古くはシーキングザパールやタニノギムレットなど、これまで数々の名馬を輩出してきたシンザン記念(G3)。8日に行われた同レースを制したのは、2番人気のライトクオンタム(牝3、栗東・武幸四郎厩舎)だった。
スタートでやや後手を踏んだライトクオンタムだったが、手綱を取った武豊騎手が「切り替えた」と話した通り、慌てることなく後方から末脚に懸ける競馬。最後の直線に入る際は大外を回ったにもかかわらず、「ゴーサインを出すと反応して最後までしっかりと走ってくれた」と振り返った鞍上の言葉通り、上がり最速の脚を繰り出して豪快な直線一気を決めた。
牝馬によるシンザン記念制覇は、2020年のサンクテュエール以来3年ぶり。近年では、のちに牝馬三冠を達成したジェンティルドンナやアーモンドアイなどがいるだけに、ライトクオンタムもスターダムへと登り詰める可能性は十分にあるだろう。
また、同馬の出世を後押しする材料はこれだけではない。今年のシンザン記念は稀に見る少頭数となったが、過去20年の間で7頭立て以下の重賞を制した馬は、高確率でG1馬となっているのだ。

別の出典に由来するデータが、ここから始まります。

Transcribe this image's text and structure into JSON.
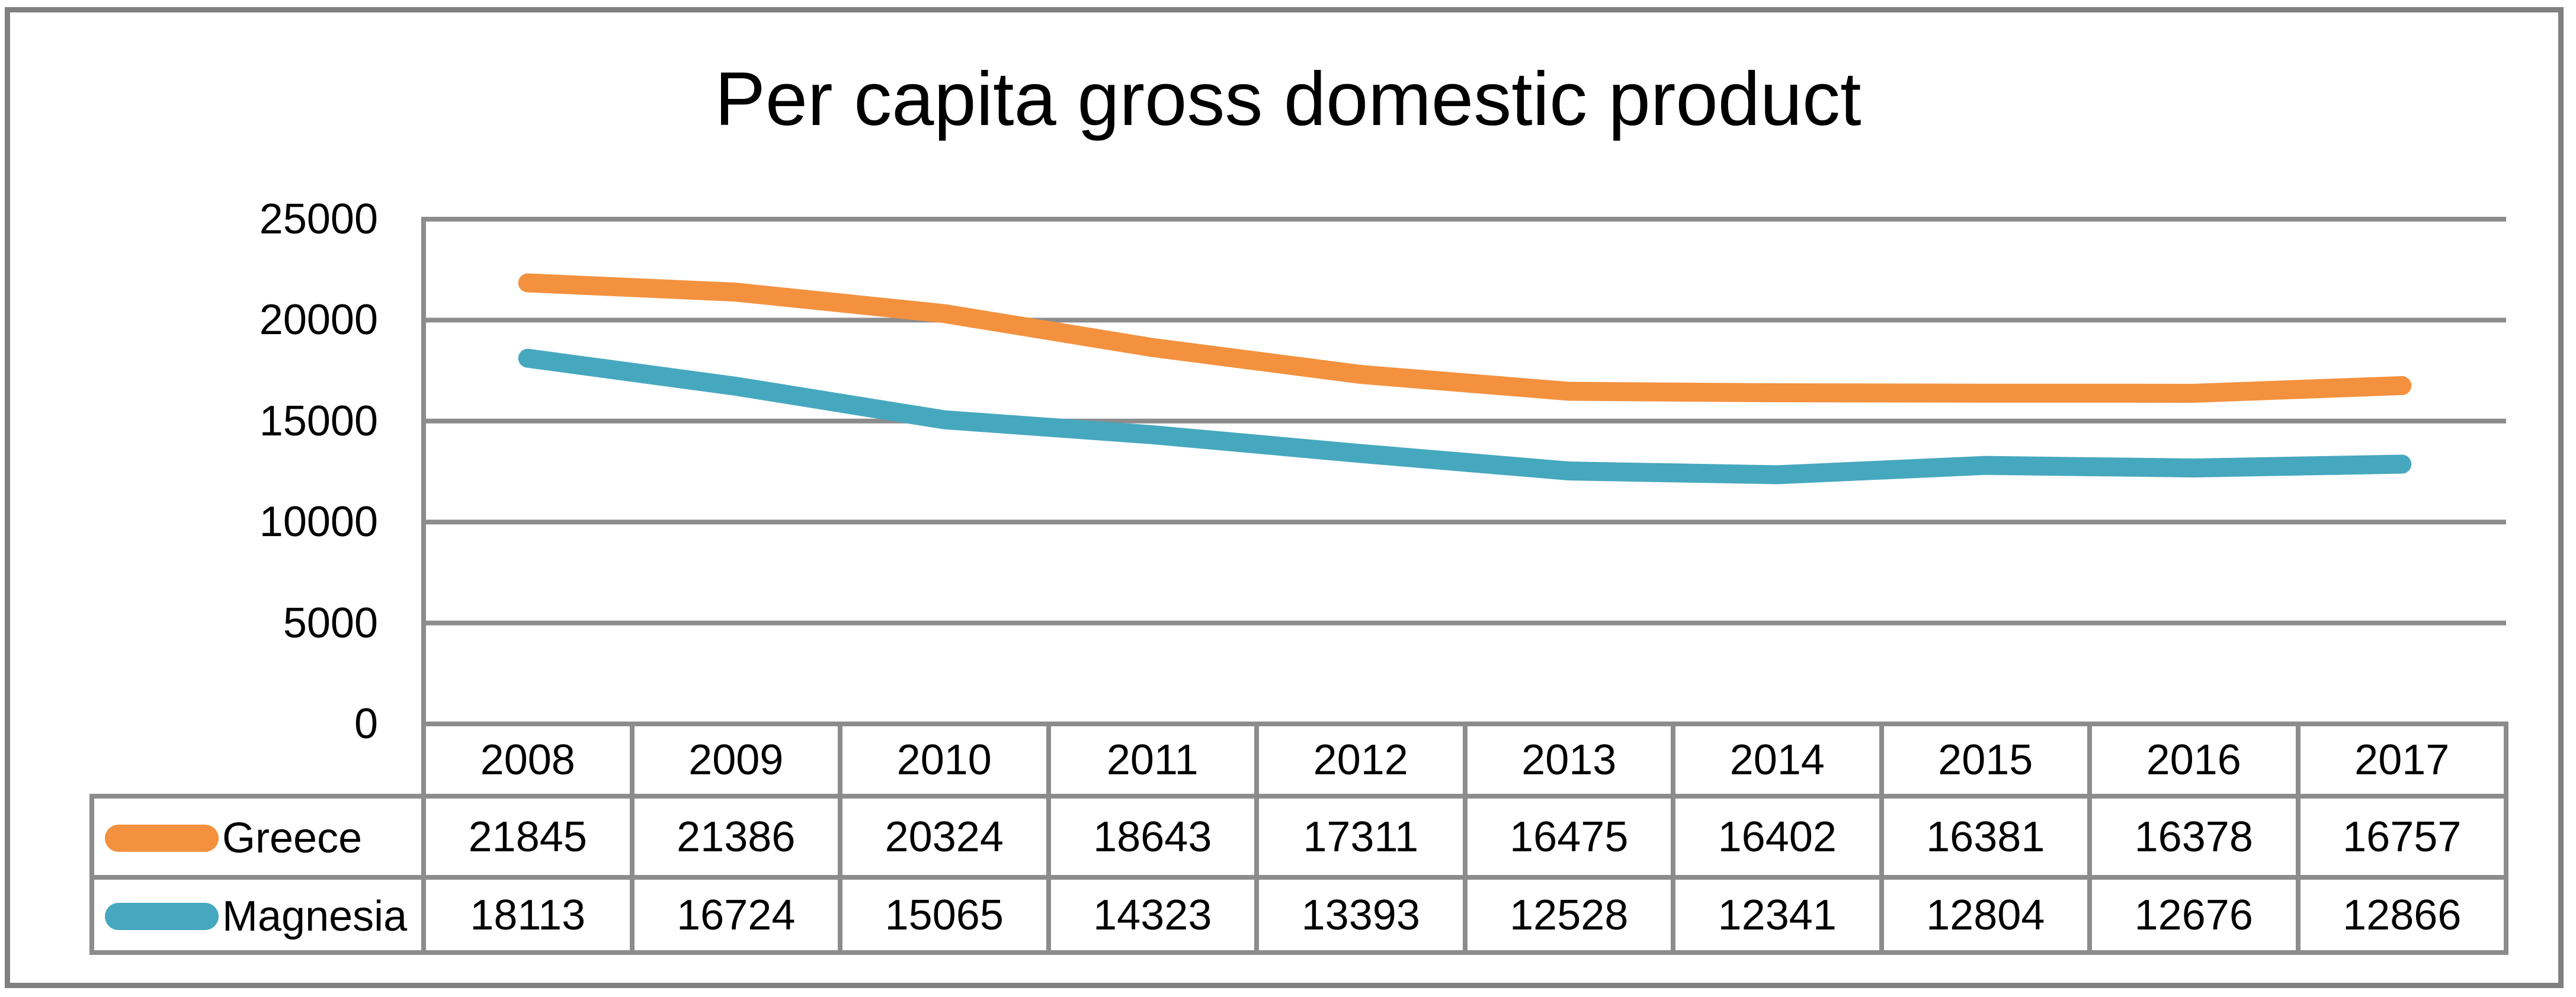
{
  "title": "Per capita gross domestic product",
  "colors": {
    "greece_line": "#F4913E",
    "magnesia_line": "#46A8BF",
    "gridline": "#8C8C8C",
    "outer_border": "#808080",
    "text": "#000000"
  },
  "chart_data": {
    "type": "line",
    "title": "Per capita gross domestic product",
    "categories": [
      "2008",
      "2009",
      "2010",
      "2011",
      "2012",
      "2013",
      "2014",
      "2015",
      "2016",
      "2017"
    ],
    "series": [
      {
        "name": "Greece",
        "color": "#F4913E",
        "values": [
          21845,
          21386,
          20324,
          18643,
          17311,
          16475,
          16402,
          16381,
          16378,
          16757
        ]
      },
      {
        "name": "Magnesia",
        "color": "#46A8BF",
        "values": [
          18113,
          16724,
          15065,
          14323,
          13393,
          12528,
          12341,
          12804,
          12676,
          12866
        ]
      }
    ],
    "xlabel": "",
    "ylabel": "",
    "ylim": [
      0,
      25000
    ],
    "yticks": [
      0,
      5000,
      10000,
      15000,
      20000,
      25000
    ],
    "grid": true,
    "legend_position": "table-left-column"
  }
}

■7頭立て以下の重賞勝ち馬(過去20年、障害を除く)
2021年 デイリー杯2歳S(G2) セリフォス
2021年 サウジアラビアRC(G3) コマンドライン
2019年 共同通信杯(G3) ダノンキングリー
2017年 東京スポーツ杯2歳S(当時G3) ワグネリアン
2012年 ラジオNIKKEI杯2歳S(G3) エピファネイア
上記の通り、コマンドラインこそまだG1馬となっていないが、該当する5頭中4頭がのちにG1を制している。さらにいえば、コマンドラインは上がり4位だったが、他の4頭はいずれも上がり最速で勝利。つまり、今年のシンザン記念を上がり最速で制したライトクオンタムは、過去の傾向通りならG1馬となる可能性が極めて高いということになる。
そしてこれは同時に、コンビを組んだ武豊騎手にとっても強力なアシストになるかもしれない。何故なら、今後のレジェンドに懸かる記録として、岡部幸雄元騎手が保持しているJRA最年長G1勝利記録(53歳11か月)が控えているからだ。
武豊騎手も約2か月後には54歳を迎えるため、のちにライトクオンタムとG1制覇が叶うようなら、偉大な先輩の記録を塗り替えることになる。
レース後には、武豊騎手から「かなり素質はありますよ」と高評価を受けたライトクオンタム。鞍上に37年連続重賞勝利、JRA通算重賞350勝目を届けた同馬が、また一つレジェンドに「大記録」の称号をもたらすのかもしれない。